E30 M3 Price Check: Has the ship sailed?

The most iconic car of the 1980s? The first iteration of the BMW M3 certainly has a decent claim. As prices for more sought after ‘modern classics’ continue to see good growth, we take a look at how the ‘E30’ M3 is performing at UK auctions.

The second generation BMW 3 Series, or chassis code ‘E30’ to fans, is an iconic BMW in its own right. It was the 3 series that first conquered the world, seeing strong sales in markets the Bavarian firm had previously struggled to get a toe in.
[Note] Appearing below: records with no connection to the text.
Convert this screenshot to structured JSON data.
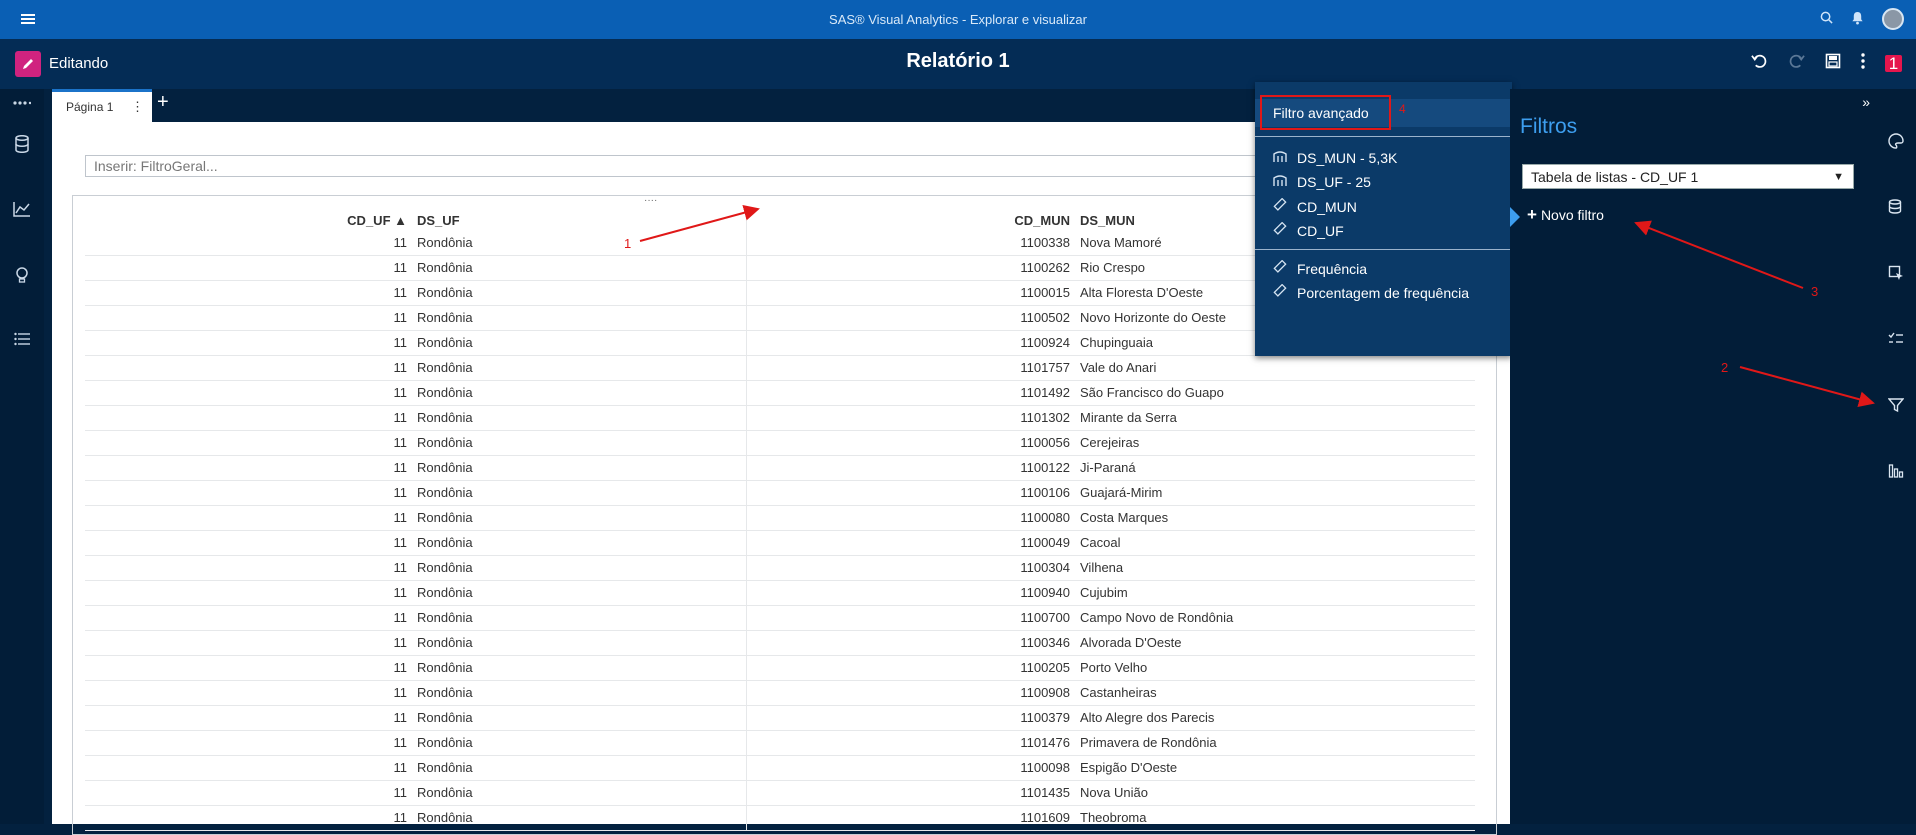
{
  "app": {
    "title": "SAS® Visual Analytics - Explorar e visualizar"
  },
  "topbar_icons": [
    "menu-icon",
    "search-icon",
    "bell-icon",
    "user-avatar"
  ],
  "editbar": {
    "mode_label": "Editando",
    "report_title": "Relatório 1",
    "notification_count": "1"
  },
  "tabs": [
    {
      "label": "Página 1"
    }
  ],
  "filter_input": {
    "placeholder": "Inserir: FiltroGeral..."
  },
  "table": {
    "columns": [
      "CD_UF ▲",
      "DS_UF",
      "CD_MUN",
      "DS_MUN"
    ],
    "rows": [
      [
        "11",
        "Rondônia",
        "1100338",
        "Nova Mamoré"
      ],
      [
        "11",
        "Rondônia",
        "1100262",
        "Rio Crespo"
      ],
      [
        "11",
        "Rondônia",
        "1100015",
        "Alta Floresta D'Oeste"
      ],
      [
        "11",
        "Rondônia",
        "1100502",
        "Novo Horizonte do Oeste"
      ],
      [
        "11",
        "Rondônia",
        "1100924",
        "Chupinguaia"
      ],
      [
        "11",
        "Rondônia",
        "1101757",
        "Vale do Anari"
      ],
      [
        "11",
        "Rondônia",
        "1101492",
        "São Francisco do Guapo"
      ],
      [
        "11",
        "Rondônia",
        "1101302",
        "Mirante da Serra"
      ],
      [
        "11",
        "Rondônia",
        "1100056",
        "Cerejeiras"
      ],
      [
        "11",
        "Rondônia",
        "1100122",
        "Ji-Paraná"
      ],
      [
        "11",
        "Rondônia",
        "1100106",
        "Guajará-Mirim"
      ],
      [
        "11",
        "Rondônia",
        "1100080",
        "Costa Marques"
      ],
      [
        "11",
        "Rondônia",
        "1100049",
        "Cacoal"
      ],
      [
        "11",
        "Rondônia",
        "1100304",
        "Vilhena"
      ],
      [
        "11",
        "Rondônia",
        "1100940",
        "Cujubim"
      ],
      [
        "11",
        "Rondônia",
        "1100700",
        "Campo Novo de Rondônia"
      ],
      [
        "11",
        "Rondônia",
        "1100346",
        "Alvorada D'Oeste"
      ],
      [
        "11",
        "Rondônia",
        "1100205",
        "Porto Velho"
      ],
      [
        "11",
        "Rondônia",
        "1100908",
        "Castanheiras"
      ],
      [
        "11",
        "Rondônia",
        "1100379",
        "Alto Alegre dos Parecis"
      ],
      [
        "11",
        "Rondônia",
        "1101476",
        "Primavera de Rondônia"
      ],
      [
        "11",
        "Rondônia",
        "1100098",
        "Espigão D'Oeste"
      ],
      [
        "11",
        "Rondônia",
        "1101435",
        "Nova União"
      ],
      [
        "11",
        "Rondônia",
        "1101609",
        "Theobroma"
      ]
    ]
  },
  "context_menu": {
    "advanced": "Filtro avançado",
    "data_items": [
      {
        "label": "DS_MUN - 5,3K",
        "icon": "category-icon"
      },
      {
        "label": "DS_UF - 25",
        "icon": "category-icon"
      },
      {
        "label": "CD_MUN",
        "icon": "measure-icon"
      },
      {
        "label": "CD_UF",
        "icon": "measure-icon"
      }
    ],
    "aggregates": [
      {
        "label": "Frequência",
        "icon": "measure-icon"
      },
      {
        "label": "Porcentagem de frequência",
        "icon": "measure-icon"
      }
    ]
  },
  "filters_panel": {
    "title": "Filtros",
    "selected_object": "Tabela de listas - CD_UF 1",
    "new_filter": "Novo filtro"
  },
  "annotations": [
    "1",
    "2",
    "3",
    "4"
  ],
  "colors": {
    "topbar": "#0a5fb4",
    "panel": "#021d38",
    "accent": "#3d9eef",
    "annotation": "#e01818",
    "edit_badge": "#d0237f"
  }
}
The car combined solid build quality and reliability with a traditional sporting layout. Powered by a front mounted inline six or four, driving the rear wheels through a 5-speed manual (autos also available), the E30 wasn’t the most innovative car. It was just, in typical German fashion, executed crushingly well.

The handling of the standard car was fantastic as it was. Indeed the car’s balanced, lightweight and oversteer-biased handling has made cheaper models of the E30 a drifter’s favourite. The M3 however, took things to another level in 1985.

Being a homologation model, the E30 was fitted with a detuned version of the S14 four-cylinder as found in the motorsport versions of the car. As a touring car, and to a lesser extent, rally car, the E30 proved one of the ‘winningest’ chassis of all time. Tweaks to the suspension, aerodynamics and of course the new engine saw the E30 pick up countless trophies.

But back to the road car. As the first M3 – now BMW’s most famous model – the E30 M3 is one of BMW’s most collectable cars and prices have reflected this. Indeed M3s are easily worth ten times their standard E30 3 series stablemates.

As we can see from the auction result data, prices of this BMW have truly rocketed in the past four or so years. We’ve seen the most desirable and best condition cars now fetch over 75,000 and a sub-25,000 car seems firmly behind us, at least in roadworthy condition.


For prospective buyers however, it is interesting to note the variation of prices these cars are fetching. In 2016 alone, some E30 M3s were selling for almost half the value of the most expensive models. This is highly suggestive of a collector market, where cars of the best condition, highest spec and detailed provenance are being inflated beyond their objective worth.

If you’re looking to buy a BMW E30 M3 as an enthusiast in today’s market, these cars are probably best avoided, given they’re not ‘twice the car’.

If you’ve bought one five or more years ago however, well done!